Plus d’un million de personnes ont signé la pétition contre le déremboursement de l’#homéopathie : donnez la parole aux patients ! #MonHomeoMonChoix pic.twitter.com/ymPqJMFQUn
— Xavier Bertrand (@xavierbertrand) 28 juin 2019
Ils font valoir qu'un déremboursement menacerait 1300 emplois chez les labos (1000 chez Boiron et 300 chez les deux autres, le français Lehning et le suisse Weleda). Tout en assurant que l'enjeu majeur était "la santé publique", Mme Lorentz-Poinsot a rappelé que Boiron employait 2600 salariés en France et travaillait avec 2743 fournisseurs.

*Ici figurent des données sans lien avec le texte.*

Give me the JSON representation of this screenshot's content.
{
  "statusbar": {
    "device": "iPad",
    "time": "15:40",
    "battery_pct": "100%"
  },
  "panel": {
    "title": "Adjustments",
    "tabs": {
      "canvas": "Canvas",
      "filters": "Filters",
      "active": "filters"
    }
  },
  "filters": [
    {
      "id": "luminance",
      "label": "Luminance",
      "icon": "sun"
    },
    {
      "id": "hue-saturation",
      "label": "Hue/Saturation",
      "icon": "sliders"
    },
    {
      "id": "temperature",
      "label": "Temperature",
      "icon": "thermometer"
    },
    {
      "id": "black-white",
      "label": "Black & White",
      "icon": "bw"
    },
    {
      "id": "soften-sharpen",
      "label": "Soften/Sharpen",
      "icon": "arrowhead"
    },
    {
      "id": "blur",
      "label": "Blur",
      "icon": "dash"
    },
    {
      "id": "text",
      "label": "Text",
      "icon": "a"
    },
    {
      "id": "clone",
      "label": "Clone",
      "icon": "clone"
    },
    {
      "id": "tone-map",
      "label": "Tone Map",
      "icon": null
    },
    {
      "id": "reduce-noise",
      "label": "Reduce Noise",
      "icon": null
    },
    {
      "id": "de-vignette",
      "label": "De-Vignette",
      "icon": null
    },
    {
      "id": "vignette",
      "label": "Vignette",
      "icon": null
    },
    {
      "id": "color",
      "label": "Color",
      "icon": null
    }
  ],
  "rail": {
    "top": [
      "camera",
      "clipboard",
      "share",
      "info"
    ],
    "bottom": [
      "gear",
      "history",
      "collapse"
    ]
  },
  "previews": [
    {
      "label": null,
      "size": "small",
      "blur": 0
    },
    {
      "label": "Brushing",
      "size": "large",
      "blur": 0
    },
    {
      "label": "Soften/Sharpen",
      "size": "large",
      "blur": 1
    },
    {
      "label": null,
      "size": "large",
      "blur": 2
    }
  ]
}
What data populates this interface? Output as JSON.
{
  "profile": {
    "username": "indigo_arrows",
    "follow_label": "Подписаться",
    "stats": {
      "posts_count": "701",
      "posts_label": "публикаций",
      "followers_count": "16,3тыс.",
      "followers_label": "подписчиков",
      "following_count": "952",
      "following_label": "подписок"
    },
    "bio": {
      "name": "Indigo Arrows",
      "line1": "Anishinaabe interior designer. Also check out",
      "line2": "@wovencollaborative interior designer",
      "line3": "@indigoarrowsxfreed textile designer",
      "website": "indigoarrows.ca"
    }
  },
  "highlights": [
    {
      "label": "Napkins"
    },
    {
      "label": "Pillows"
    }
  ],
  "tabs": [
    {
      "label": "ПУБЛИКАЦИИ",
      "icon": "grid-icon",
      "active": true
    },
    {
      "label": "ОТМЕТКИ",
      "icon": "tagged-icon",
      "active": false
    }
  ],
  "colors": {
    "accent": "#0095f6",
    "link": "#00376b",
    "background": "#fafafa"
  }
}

Outre Xavier Bertrand, les pro-homéopathie ont également reçu le soutien du président LR de la région Auvergne-Rhône-Alpes Laurent Wauquiez et du maire LREM de Lyon Gérard Collomb.
"Chantage à l'emploi"
C'est "un chantage à l'emploi pour influer sur une décision strictement scientifique", a protesté dans un communiqué le collectif Fakemed, qui rassemble des professionnels de santé anti-homéopathie. Il a appelé la ministre à prendre "une décision claire et rapide allant dans le sens de l'avis de la HAS".
Suite au rapport de @HAS_sante préconisant le déremboursement de l'homéopathie.
— FakeMed (@fakemedecine) 28 juin 2019
Nous demandons une décision politique rapide et cohérente avec ces recommandations.
L'Homéopathie est donc officiellement une pseudomédecine et doit donc être considérée comme tel par les autorités pic.twitter.com/eSUvzQ5deo
Certains médicaments sont remboursés à 30% par la Sécurité sociale. Ce sont les seuls à l'être sans avoir prouvé leur efficacité scientifique, en vertu d'un statut dérogatoire. L'an dernier, le remboursement de l'homéopathie a représenté 126,8 millions d'euros sur un total d'environ 20 milliards pour l'ensemble des médicaments remboursés, selon l'Assurance maladie.
"C'est le coût d'embauche de 6000 infirmières", de "8250 aides-soignantes" et cela permettrait "de réduire d'un tiers le déficit des hôpitaux de France", a calculé le collectif Fakemed.
Jeudi, Agnès Buzyn a indiqué que la décision finale ne serait pas prise immédiatement. "La prise de décision est une prise de décision politique" qui "appartient" à la ministre, a commenté vendredi la présidente de la HAS, Dominique Le Guludec. Le président de la commission de la transparence, Christian Thuillez a indiqué qu'il était "absolument exceptionnel" que le gouvernement ne suive pas un avis concernant un remboursement.
Pour autant, "d'autres éléments (que les éléments scientifiques) peuvent intervenir", a concédé Mme Le Guludec. Pour prôner le déremboursement, la HAS s'appuie sur plusieurs arguments. Premièrement, l'efficacité de l'homéopathie n'est prouvée par aucune étude. Deuxièmement, elle est souvent utilisée pour des "pathologies sans gravité ou qui guérissent spontanément". Troisièmement, son impact sur la "qualité de vie" des usagers, argument souvent avancé par ses défenseurs, ne peut être évalué selon les données actuelles. Enfin, rien ne démontre qu'elle permet de "réduire la consommation d'autres médicaments".
Les données analysées par la HAS portaient sur "24 affections et symptômes traités avec des médicaments homéopathiques". Parmi elles, l'anxiété, les verrues plantaires, l'asthme, la gestion des effets indésirables des traitements anticancéreux ou la suppression de la montée de lait chez les femmes après l'accouchement.